При этих словах Леонора, стоявшая возле прикрытой двери, вскрикнула и покачнулась. Недолго думая, Нэнси вскочила с кресла и бросилась к ней с раскрытыми объятиями. В следующую минуту она уже прижимала ее к груди, повторяя:
«Милая моя, бедная моя». Так они сидели, прижавшись друг к другу, и плакали, плакали. Всю ночь проговорили, лежа на одной постели. И всю ночь Эдвард слышал за стенкой их голоса. Вот как всё получилось…
Наутро все трое встали, как ни в чем не бывало.
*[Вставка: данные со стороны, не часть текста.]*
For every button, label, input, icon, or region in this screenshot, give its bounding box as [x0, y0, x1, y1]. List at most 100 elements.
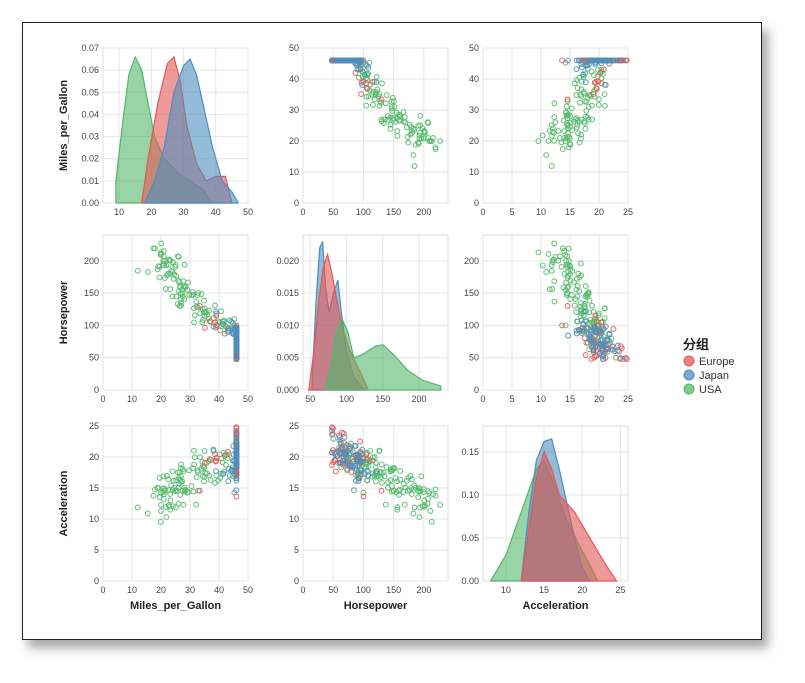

Около одиннадцати Эдвард пошел к Нэнси — она как раз ставила в серебряную вазу рождественские розы. Он положил рядом на столик телеграмму. «Пожалуйста, расшифруй ее сама. — И с этими словами пошел назад к двери. Потом, уже с порога, добавил: — Передай своей тете, что я послал телеграмму мистеру Дауэллу с просьбой приехать. Хлопот перед твоим отъездом будет много, он нам поможет».
А в расшифрованной телеграмме, насколько помню, было вот что: «Увезу миссис Раффорд в Италию можете в этом на меня положиться сердечно привязан к миссис Раффорд в финансовой помощи не нуждаюсь позаботьтесь о ее дочери премного благодарен за напоминание о моем долге Уайт». Что-то в таком роде.